An aptronym is a name that serendipitously reflects the character of its referent. Familiar examples include Chris Moneymaker, Anthony Weiner, Marilyn vos Savant, Price Club, Usain Bolt, and almost everybody who worked for Car Talk.

There are a few quantities in physics which have aptronyms.

The most familiar, since it is typically taught in introductory electromagnetism, is the Poynting vector, which poynts in the direction that energy flows in an electromagnetic field (eg. in the direction light is shining).

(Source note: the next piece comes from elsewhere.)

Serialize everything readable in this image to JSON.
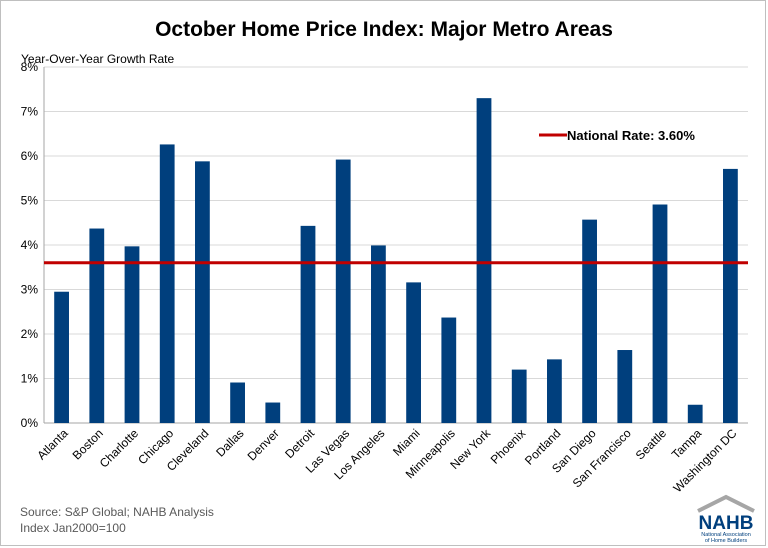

However, there are other good, less-familiar aptronyms:

- The Schwarzschild radius is the size of the event horizon of a black hole. “Schwarzschild” translated literally means “black shield”, which is apt, as the outside universe is…
*shielded*from anyone who has had the misfortune to fall pass the horizon. - The Heaviside function \(\theta(x)\), or the unit step function, is 0 if \(x < 0\) and 1 if \(0 < x\) (the definition at \(x=0\) is sometimes taken to be \(\frac{1}{2}\), 1, and sometimes 0). The name can be considered apt for two reasons: some say it looks like an imbalanced two pan balance (in which case \(x < 0\) is the “heavy part”), while others say that the mass of the function is where \(0 < x\) in the sense that
$$\\ \int_{-\infty}^x \theta(x)\ dx = x \theta(x).$$
- The Unruh effect is the fact that an accelerating observer will measure that the vacuum of space has a non-zero finite temperature, whereas an observer at rest (or, by relativity, an observer coasting at a constant velocity) will measure the vacuum to be at absolute zero. “Unruhe” translates to “unrest” from German, but was actually named after W.G. Unruh. This was pointed out to me by my friend Will Donnelly.